In the years since, I’ve lost many, many people who have touched my heart, but I can still remember very clearly the ones who passed when I was new. In order to make it in LTC, I’ve protected myself by falling in love in a different way.
A recent New York Times article, “Is Giving The Secret of Getting Ahead?”, piqued my interest when it touched on the impact of death anxiety at work, suggesting that it could have an effect on absenteeism and turnover. Working with residents in LTC is all about coping with death, and facilities have huge problems with absenteeism and turnover —surely there was a connection. I raced through the article, located the research paper it mentioned, “The Hot and Cool of Death Awareness at Work,” and plowed through that too. What I read seemed very applicable to long-term care, so I’m going to present the gist of the research and ways to reduce absenteeism and turnover based on these ideas.
In “The Hot and Cool of Death Awareness at Work,” authors Grant and Wade-Benzoni outline different types of work where mortality cues can be chronic or acute, internal or external to the job, and personal or vicarious. A firefighter, for example, is constantly in a work situation that threatens his life. This would be considered a chronic, internal, personal mortality cue. A nursing home employee would have a chronic, internal, vicarious mortality cue because they are repeatedly exposed to other people at work who are dealing with end-of-life issues.
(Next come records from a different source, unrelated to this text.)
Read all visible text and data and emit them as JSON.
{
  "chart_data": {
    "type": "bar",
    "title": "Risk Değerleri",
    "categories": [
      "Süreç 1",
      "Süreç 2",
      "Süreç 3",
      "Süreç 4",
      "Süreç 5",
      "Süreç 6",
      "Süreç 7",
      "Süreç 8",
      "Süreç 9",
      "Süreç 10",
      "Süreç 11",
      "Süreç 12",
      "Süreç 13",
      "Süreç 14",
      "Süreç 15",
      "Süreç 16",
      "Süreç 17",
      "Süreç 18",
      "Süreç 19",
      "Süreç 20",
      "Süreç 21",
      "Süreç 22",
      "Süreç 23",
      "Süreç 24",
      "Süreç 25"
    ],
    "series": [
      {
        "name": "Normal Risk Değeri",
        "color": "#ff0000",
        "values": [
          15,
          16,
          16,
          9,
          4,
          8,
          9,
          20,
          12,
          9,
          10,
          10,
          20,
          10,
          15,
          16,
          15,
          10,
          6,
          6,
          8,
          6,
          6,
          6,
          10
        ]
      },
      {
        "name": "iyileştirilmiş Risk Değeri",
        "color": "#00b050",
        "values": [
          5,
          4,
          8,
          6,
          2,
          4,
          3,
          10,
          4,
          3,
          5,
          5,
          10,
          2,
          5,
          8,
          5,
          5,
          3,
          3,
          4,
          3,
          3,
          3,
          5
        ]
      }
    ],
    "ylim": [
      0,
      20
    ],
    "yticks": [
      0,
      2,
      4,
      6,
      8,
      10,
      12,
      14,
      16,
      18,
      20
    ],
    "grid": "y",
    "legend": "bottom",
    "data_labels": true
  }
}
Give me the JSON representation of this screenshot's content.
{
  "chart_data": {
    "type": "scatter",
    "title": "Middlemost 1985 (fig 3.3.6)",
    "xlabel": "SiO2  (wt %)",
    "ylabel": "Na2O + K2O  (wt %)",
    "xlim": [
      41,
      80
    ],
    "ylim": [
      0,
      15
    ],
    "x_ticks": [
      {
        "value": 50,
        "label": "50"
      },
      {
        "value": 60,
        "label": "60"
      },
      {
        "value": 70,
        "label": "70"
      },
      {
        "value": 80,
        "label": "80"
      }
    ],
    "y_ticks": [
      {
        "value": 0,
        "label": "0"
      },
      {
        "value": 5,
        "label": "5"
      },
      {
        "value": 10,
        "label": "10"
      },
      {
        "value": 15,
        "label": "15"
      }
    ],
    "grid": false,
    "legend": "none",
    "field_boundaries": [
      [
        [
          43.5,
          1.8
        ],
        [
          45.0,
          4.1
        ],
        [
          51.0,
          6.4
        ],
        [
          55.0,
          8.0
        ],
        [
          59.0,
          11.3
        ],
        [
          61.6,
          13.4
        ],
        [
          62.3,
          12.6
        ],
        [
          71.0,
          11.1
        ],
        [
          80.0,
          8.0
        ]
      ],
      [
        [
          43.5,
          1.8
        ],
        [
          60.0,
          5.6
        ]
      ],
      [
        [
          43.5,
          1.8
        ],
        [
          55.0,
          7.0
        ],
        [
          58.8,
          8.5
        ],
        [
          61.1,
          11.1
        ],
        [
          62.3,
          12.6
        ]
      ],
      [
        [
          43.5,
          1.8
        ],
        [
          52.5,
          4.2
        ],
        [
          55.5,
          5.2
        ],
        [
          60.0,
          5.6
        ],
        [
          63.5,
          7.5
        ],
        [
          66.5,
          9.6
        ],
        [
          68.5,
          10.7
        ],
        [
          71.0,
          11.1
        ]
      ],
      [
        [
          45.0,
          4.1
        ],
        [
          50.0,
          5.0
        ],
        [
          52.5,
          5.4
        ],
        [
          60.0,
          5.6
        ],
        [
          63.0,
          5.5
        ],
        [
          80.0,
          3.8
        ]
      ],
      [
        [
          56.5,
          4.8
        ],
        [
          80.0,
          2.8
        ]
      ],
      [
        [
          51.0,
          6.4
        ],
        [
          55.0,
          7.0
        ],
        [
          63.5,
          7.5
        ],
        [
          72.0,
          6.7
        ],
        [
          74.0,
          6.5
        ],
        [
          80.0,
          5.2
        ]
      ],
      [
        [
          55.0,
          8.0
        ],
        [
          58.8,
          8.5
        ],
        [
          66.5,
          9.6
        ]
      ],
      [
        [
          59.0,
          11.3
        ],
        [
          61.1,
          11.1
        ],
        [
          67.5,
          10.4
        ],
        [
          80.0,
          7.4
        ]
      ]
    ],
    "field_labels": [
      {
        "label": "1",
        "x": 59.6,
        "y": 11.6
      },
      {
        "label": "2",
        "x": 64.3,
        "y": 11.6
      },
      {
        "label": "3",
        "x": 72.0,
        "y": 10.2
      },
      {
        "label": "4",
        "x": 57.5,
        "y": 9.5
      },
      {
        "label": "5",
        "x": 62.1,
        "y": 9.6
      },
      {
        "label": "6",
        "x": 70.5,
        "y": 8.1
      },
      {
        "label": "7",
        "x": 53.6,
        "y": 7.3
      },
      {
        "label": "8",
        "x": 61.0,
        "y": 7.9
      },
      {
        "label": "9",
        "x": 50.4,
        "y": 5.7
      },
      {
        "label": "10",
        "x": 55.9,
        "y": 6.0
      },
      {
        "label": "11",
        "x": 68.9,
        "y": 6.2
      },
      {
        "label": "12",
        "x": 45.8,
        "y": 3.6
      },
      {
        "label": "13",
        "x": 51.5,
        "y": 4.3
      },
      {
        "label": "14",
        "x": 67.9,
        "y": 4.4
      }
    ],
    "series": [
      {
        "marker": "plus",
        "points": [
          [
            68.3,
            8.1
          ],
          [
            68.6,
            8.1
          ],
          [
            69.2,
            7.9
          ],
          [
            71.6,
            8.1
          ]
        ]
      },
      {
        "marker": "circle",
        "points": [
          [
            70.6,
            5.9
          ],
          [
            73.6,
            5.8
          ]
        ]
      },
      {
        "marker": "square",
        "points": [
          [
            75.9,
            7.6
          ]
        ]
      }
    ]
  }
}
Reactions to mortality cues
The authors state that there are two different reactions to being aware of death at work. A “hot” reaction leads to self-protection and “stress-related withdrawal behaviors” such as absenteeism, tardiness, and turnover. A “cool” reaction leads to prosocial behaviors such as helping, mentoring, and thinking of work in the context of contributing to society. They refer to the hot reaction as “death anxiety” and the cool reaction as “death reflection” and note that chronic exposure to mortality cues can shift a worker from death anxiety to death reflection.
This shift from death anxiety to death reflection describes my experience as I continued in long-term care. It also explains why some new workers bail out early and others persevere to become beacons of light in a challenging environment. In addition, the researchers propose that as we age, we become more likely to experience death reflection rather than anxiety. Younger workers, therefore, are more likely to withdraw from the nursing home environment.